Runner (Sam Dryden Novel)

Evening came to the forest and brought with it a change of soundtrack, from chaotic birdsong to the sedate rhythm of a billion insects. Dryden sat on the small porch of the cabin and watched the shadows deepen among the sequoias. Through the open door he could hear Rachel breathing softly in her sleep. If she began speaking, it would take only seconds to step inside and switch on the audio recorder next to her.

 

The cabin, a simple one-room structure, was an old Fish and Game Department outpost Dryden had found while backpacking, years earlier. Department field workers probably stayed in it a few nights a year; the rest of the time it was left unlocked for the use of any backcountry hiker that happened by. No harm in that—there was nothing of value kept inside. Dryden sat with his back against the exterior wall, waiting for answers to emerge from Rachel’s dreams.

 

For the first hour that she’d slept, Dryden had sat on the floor next to her sleeping bag, though for reasons that had little to do with listening in on her. He was concerned with keeping her from hurting herself: The drug they’d used on her worked by inhibiting something called REM atonia, a kind of natural sleep paralysis—the body’s own countermeasure against sleepwalking. Under the drug, that paralysis was blocked. Subjects would act out their dreams: moving their limbs, which wasn’t helpful for interrogators, and moving their lips, which was.

 

Sleep interrogation wasn’t especially new. Dryden had heard firsthand accounts of the practice going back forty years or more, with older and less sophisticated narcotics. The principle had always been the same, though: Get the subject dreaming, get him talking, and then interact with him. Try to influence the dream by suggestion. Dryden had seen interrogators sit at bedsides and whisper in Farsi or Arabic, pretending to be a subject’s brother or father or son. Subtlety was everything. Dreams were fragile, evanescent things; the surest way to end one was to let the subject realize he was dreaming.

 

Rachel had less than the normal dose of the drug in her system right now, but there was no question she still had some of it left in her. It took forever for the kidneys to filter the stuff out of the blood. The subjects Dryden had seen during his years with Ferret had always been tied to their beds for at least one more night after their last interrogation session. In almost all cases they moved and talked that extra night, if only a little. Sometimes the interrogator would try to get a bit more out of them on those occasions; why not?

 

Dryden turned and looked in on Rachel. She lay on one side with the sleeping bag pulled up around her chin.

 

So many questions. Who was she, really? Where had she come from, before her time in that building in El Sedero? Did she have a family somewhere? Did she have anyone? Rachel herself had rattled these questions off before lying down, and then she’d surprised Dryden.

 

Don’t ask me any of those things in my sleep. Like you said, if this works at all, it’ll be just barely. You might only have time for a question or two. I can wait a week to find out who I am. Just ask about the other stuff.

 

When she’d said it, the fear beneath her expression had been palpable. Above the edge of her sleeping bag, her face was relaxed now. Soft features, untroubled. The face of a child, at last. Part of Dryden hoped she’d just sleep through the night. She sure as hell deserved to.

 

Less than a hundred yards from the cabin, a jay scolded and flew from a low branch. Dryden turned fast and studied the place it had flown from. He watched for movement, more out of instinct than any real fear that Gaul could have tracked them here. Dryden’s precautions had been a few degrees beyond paranoid, even under these circumstances.

 

For starters, there was nothing to link him to this location.

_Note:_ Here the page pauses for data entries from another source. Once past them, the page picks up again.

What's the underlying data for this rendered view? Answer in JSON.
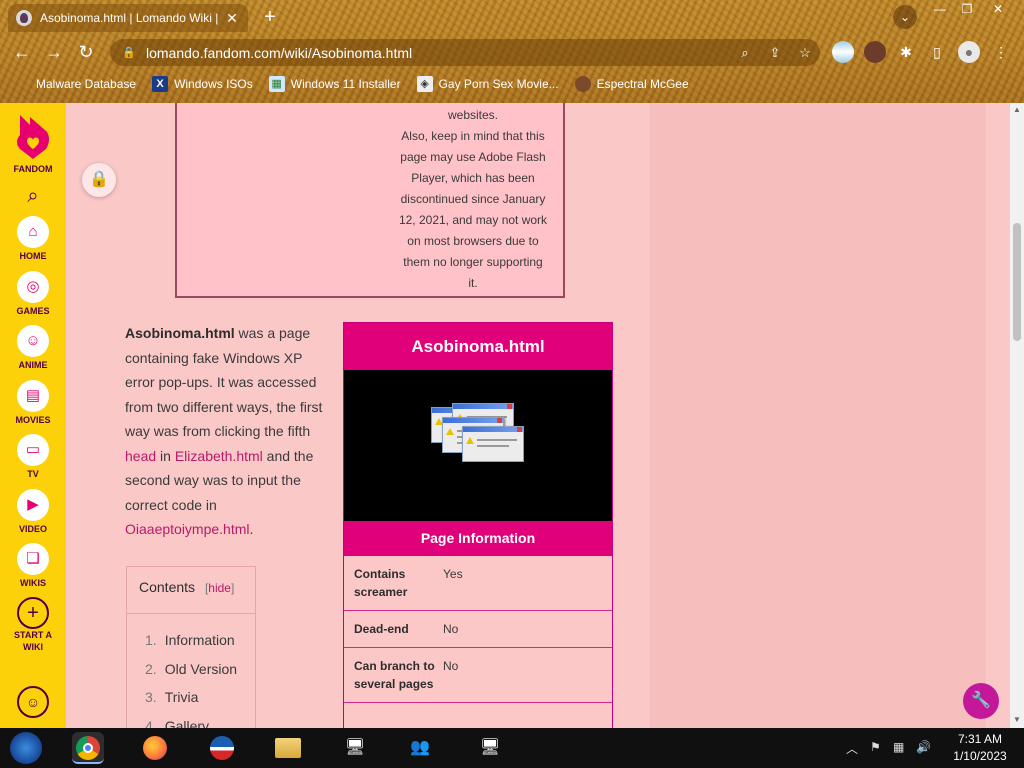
{
  "browser": {
    "tab_title": "Asobinoma.html | Lomando Wiki |",
    "url": "lomando.fandom.com/wiki/Asobinoma.html",
    "bookmarks": [
      {
        "label": "Malware Database",
        "icon": "apple-icon"
      },
      {
        "label": "Windows ISOs",
        "icon": "x-icon"
      },
      {
        "label": "Windows 11 Installer",
        "icon": "image-icon"
      },
      {
        "label": "Gay Porn Sex Movie...",
        "icon": "globe-icon"
      },
      {
        "label": "Espectral McGee",
        "icon": "avatar-icon"
      }
    ]
  },
  "fandom_nav": {
    "logo_label": "FANDOM",
    "items": [
      {
        "label": "HOME",
        "icon": "home-icon"
      },
      {
        "label": "GAMES",
        "icon": "gamepad-icon"
      },
      {
        "label": "ANIME",
        "icon": "anime-icon"
      },
      {
        "label": "MOVIES",
        "icon": "clapper-icon"
      },
      {
        "label": "TV",
        "icon": "tv-icon"
      },
      {
        "label": "VIDEO",
        "icon": "play-icon"
      },
      {
        "label": "WIKIS",
        "icon": "book-icon"
      },
      {
        "label": "START A WIKI",
        "icon": "plus-icon"
      }
    ]
  },
  "warning_box": {
    "lines": [
      "websites.",
      "Also, keep in mind that this",
      "page may use Adobe Flash",
      "Player, which has been",
      "discontinued since January",
      "12, 2021, and may not work",
      "on most browsers due to",
      "them no longer supporting",
      "it."
    ]
  },
  "article": {
    "bold_title": "Asobinoma.html",
    "text1": " was a page containing fake Windows XP error pop-ups. It was accessed from two different ways, the first way was from clicking the fifth ",
    "link_head": "head",
    "text2": " in ",
    "link_elizabeth": "Elizabeth.html",
    "text3": " and the second way was to input the correct code in ",
    "link_code": "Oiaaeptoiympe.html",
    "text4": "."
  },
  "toc": {
    "title": "Contents",
    "hide_open": "[",
    "hide_label": "hide",
    "hide_close": "]",
    "items": [
      {
        "num": "1.",
        "label": "Information"
      },
      {
        "num": "2.",
        "label": "Old Version"
      },
      {
        "num": "3.",
        "label": "Trivia"
      },
      {
        "num": "4.",
        "label": "Gallery"
      }
    ]
  },
  "infobox": {
    "title": "Asobinoma.html",
    "section": "Page Information",
    "rows": [
      {
        "key": "Contains screamer",
        "value": "Yes"
      },
      {
        "key": "Dead-end",
        "value": "No"
      },
      {
        "key": "Can branch to several pages",
        "value": "No"
      }
    ]
  },
  "taskbar": {
    "time": "7:31 AM",
    "date": "1/10/2023"
  }
}
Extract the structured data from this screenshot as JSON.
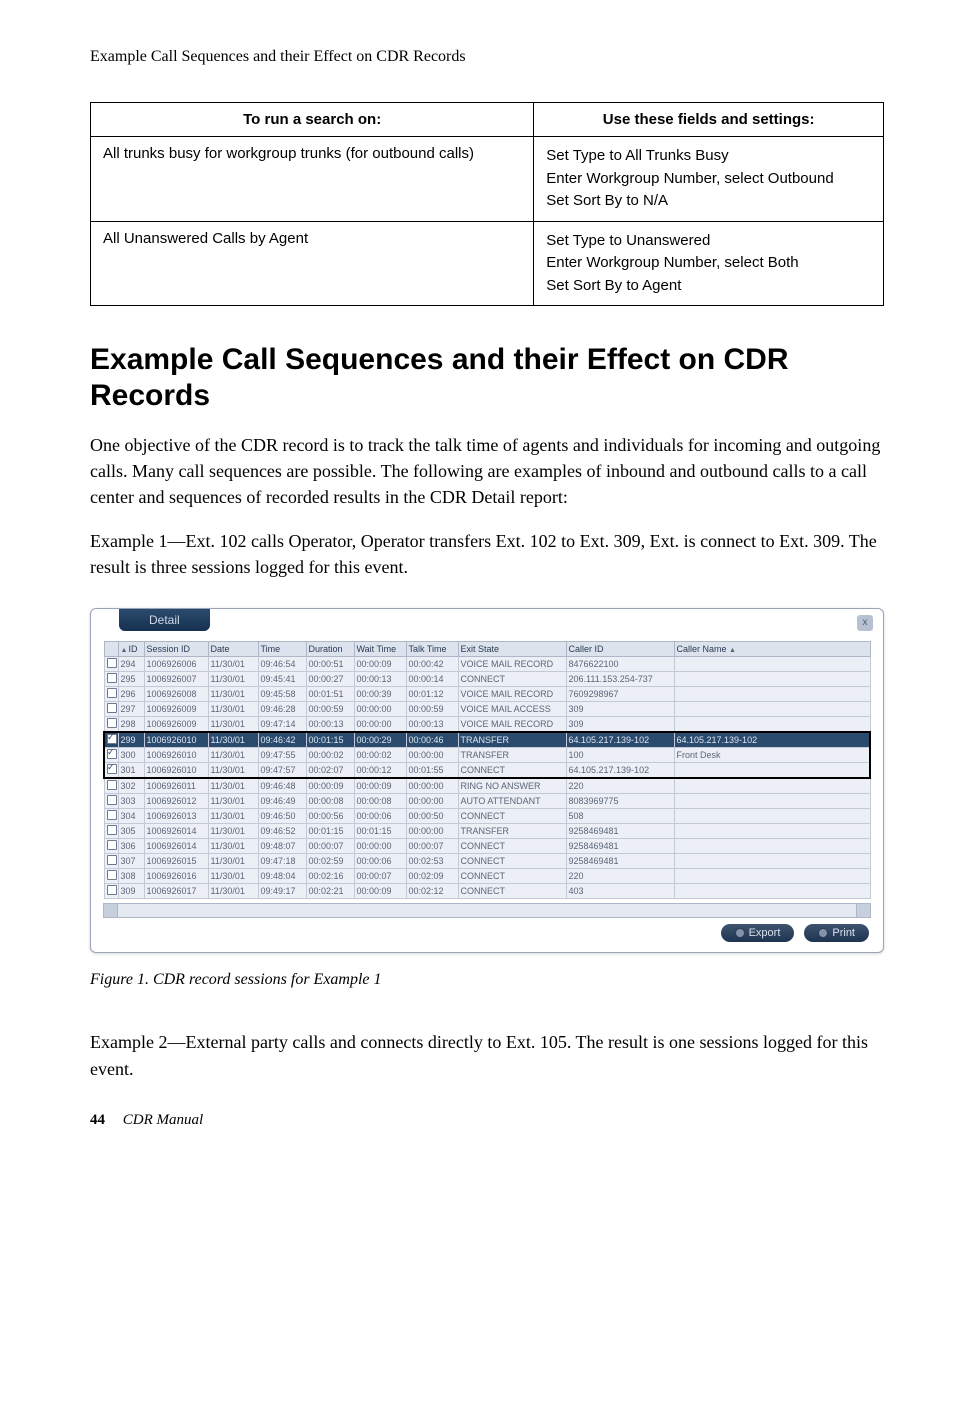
{
  "running_header": "Example Call Sequences and their Effect on CDR Records",
  "search_table": {
    "headers": [
      "To run a search on:",
      "Use these fields and settings:"
    ],
    "rows": [
      {
        "left": "All trunks busy for workgroup trunks (for outbound calls)",
        "right": [
          "Set Type to All Trunks Busy",
          "Enter Workgroup Number, select Outbound",
          "Set Sort By to N/A"
        ]
      },
      {
        "left": "All Unanswered Calls by Agent",
        "right": [
          "Set Type to Unanswered",
          "Enter Workgroup Number, select Both",
          "Set Sort By to Agent"
        ]
      }
    ]
  },
  "heading": "Example Call Sequences and their Effect on CDR Records",
  "para1": "One objective of the CDR record is to track the talk time of agents and individuals for incoming and outgoing calls. Many call sequences are possible. The following are examples of inbound and outbound calls to a call center and sequences of recorded results in the CDR Detail report:",
  "para2": "Example 1—Ext. 102 calls Operator, Operator transfers Ext. 102 to Ext. 309, Ext. is connect to Ext. 309. The result is three sessions logged for this event.",
  "para3": "Example 2—External party calls and connects directly to Ext. 105. The result is one sessions logged for this event.",
  "detail": {
    "tab_label": "Detail",
    "close_label": "x",
    "export_label": "Export",
    "print_label": "Print",
    "columns": [
      "",
      "ID",
      "Session ID",
      "Date",
      "Time",
      "Duration",
      "Wait Time",
      "Talk Time",
      "Exit State",
      "Caller ID",
      "Caller Name"
    ],
    "rows": [
      {
        "chk": false,
        "id": "294",
        "sess": "1006926006",
        "date": "11/30/01",
        "time": "09:46:54",
        "dur": "00:00:51",
        "wait": "00:00:09",
        "talk": "00:00:42",
        "exit": "VOICE MAIL RECORD",
        "cid": "8476622100",
        "cname": ""
      },
      {
        "chk": false,
        "id": "295",
        "sess": "1006926007",
        "date": "11/30/01",
        "time": "09:45:41",
        "dur": "00:00:27",
        "wait": "00:00:13",
        "talk": "00:00:14",
        "exit": "CONNECT",
        "cid": "206.111.153.254-737",
        "cname": ""
      },
      {
        "chk": false,
        "id": "296",
        "sess": "1006926008",
        "date": "11/30/01",
        "time": "09:45:58",
        "dur": "00:01:51",
        "wait": "00:00:39",
        "talk": "00:01:12",
        "exit": "VOICE MAIL RECORD",
        "cid": "7609298967",
        "cname": ""
      },
      {
        "chk": false,
        "id": "297",
        "sess": "1006926009",
        "date": "11/30/01",
        "time": "09:46:28",
        "dur": "00:00:59",
        "wait": "00:00:00",
        "talk": "00:00:59",
        "exit": "VOICE MAIL ACCESS",
        "cid": "309",
        "cname": ""
      },
      {
        "chk": false,
        "id": "298",
        "sess": "1006926009",
        "date": "11/30/01",
        "time": "09:47:14",
        "dur": "00:00:13",
        "wait": "00:00:00",
        "talk": "00:00:13",
        "exit": "VOICE MAIL RECORD",
        "cid": "309",
        "cname": ""
      },
      {
        "chk": true,
        "sel": true,
        "grp": "top",
        "id": "299",
        "sess": "1006926010",
        "date": "11/30/01",
        "time": "09:46:42",
        "dur": "00:01:15",
        "wait": "00:00:29",
        "talk": "00:00:46",
        "exit": "TRANSFER",
        "cid": "64.105.217.139-102",
        "cname": "64.105.217.139-102"
      },
      {
        "chk": true,
        "grp": "mid",
        "id": "300",
        "sess": "1006926010",
        "date": "11/30/01",
        "time": "09:47:55",
        "dur": "00:00:02",
        "wait": "00:00:02",
        "talk": "00:00:00",
        "exit": "TRANSFER",
        "cid": "100",
        "cname": "Front Desk"
      },
      {
        "chk": true,
        "grp": "bot",
        "id": "301",
        "sess": "1006926010",
        "date": "11/30/01",
        "time": "09:47:57",
        "dur": "00:02:07",
        "wait": "00:00:12",
        "talk": "00:01:55",
        "exit": "CONNECT",
        "cid": "64.105.217.139-102",
        "cname": ""
      },
      {
        "chk": false,
        "id": "302",
        "sess": "1006926011",
        "date": "11/30/01",
        "time": "09:46:48",
        "dur": "00:00:09",
        "wait": "00:00:09",
        "talk": "00:00:00",
        "exit": "RING NO ANSWER",
        "cid": "220",
        "cname": ""
      },
      {
        "chk": false,
        "id": "303",
        "sess": "1006926012",
        "date": "11/30/01",
        "time": "09:46:49",
        "dur": "00:00:08",
        "wait": "00:00:08",
        "talk": "00:00:00",
        "exit": "AUTO ATTENDANT",
        "cid": "8083969775",
        "cname": ""
      },
      {
        "chk": false,
        "id": "304",
        "sess": "1006926013",
        "date": "11/30/01",
        "time": "09:46:50",
        "dur": "00:00:56",
        "wait": "00:00:06",
        "talk": "00:00:50",
        "exit": "CONNECT",
        "cid": "508",
        "cname": ""
      },
      {
        "chk": false,
        "id": "305",
        "sess": "1006926014",
        "date": "11/30/01",
        "time": "09:46:52",
        "dur": "00:01:15",
        "wait": "00:01:15",
        "talk": "00:00:00",
        "exit": "TRANSFER",
        "cid": "9258469481",
        "cname": ""
      },
      {
        "chk": false,
        "id": "306",
        "sess": "1006926014",
        "date": "11/30/01",
        "time": "09:48:07",
        "dur": "00:00:07",
        "wait": "00:00:00",
        "talk": "00:00:07",
        "exit": "CONNECT",
        "cid": "9258469481",
        "cname": ""
      },
      {
        "chk": false,
        "id": "307",
        "sess": "1006926015",
        "date": "11/30/01",
        "time": "09:47:18",
        "dur": "00:02:59",
        "wait": "00:00:06",
        "talk": "00:02:53",
        "exit": "CONNECT",
        "cid": "9258469481",
        "cname": ""
      },
      {
        "chk": false,
        "id": "308",
        "sess": "1006926016",
        "date": "11/30/01",
        "time": "09:48:04",
        "dur": "00:02:16",
        "wait": "00:00:07",
        "talk": "00:02:09",
        "exit": "CONNECT",
        "cid": "220",
        "cname": ""
      },
      {
        "chk": false,
        "id": "309",
        "sess": "1006926017",
        "date": "11/30/01",
        "time": "09:49:17",
        "dur": "00:02:21",
        "wait": "00:00:09",
        "talk": "00:02:12",
        "exit": "CONNECT",
        "cid": "403",
        "cname": ""
      }
    ]
  },
  "figure_caption": "Figure 1.    CDR record sessions for Example 1",
  "footer": {
    "page": "44",
    "book": "CDR Manual"
  }
}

His hiking trips had always been personal outings, never related to his military service—wilderness training or anything else on record. Of all the documents in Dryden’s past for Gaul to dig up, there could be nothing to indicate he’d ever been to Sequoia National Park, much less to this nameless little structure more than a mile from any marked trail. There was simply no way anyone could know he and Rachel were here.

 

Yet Dryden kept his eyes on the spot from which the jay had fled.

 

A fern swayed.

 

It wasn’t the wind; the weeds around it were still.

 

The pistol, a SIG SAUER P-226, was two feet from Dryden’s hand, on a shelf inside the door.

 

The fern shook harder, and then a fox kit sprang from it, tackled a second later by its sibling. They wrestled in the clear patch for a few seconds, then tumbled into brush on the far side.

 

Dryden let his nerves rest. It felt nice, if only for a minute, to see the forest the way he might have seen it as a kid. Or as a father. Erin would have been six years old this month, maybe a little young to come out here backpacking overnight, but not by much.

 

His mind sometimes made a picture of her, the way she might look now. He imagined her standing here under the sequoias, staring up with her eyes wide, feeling six inches tall.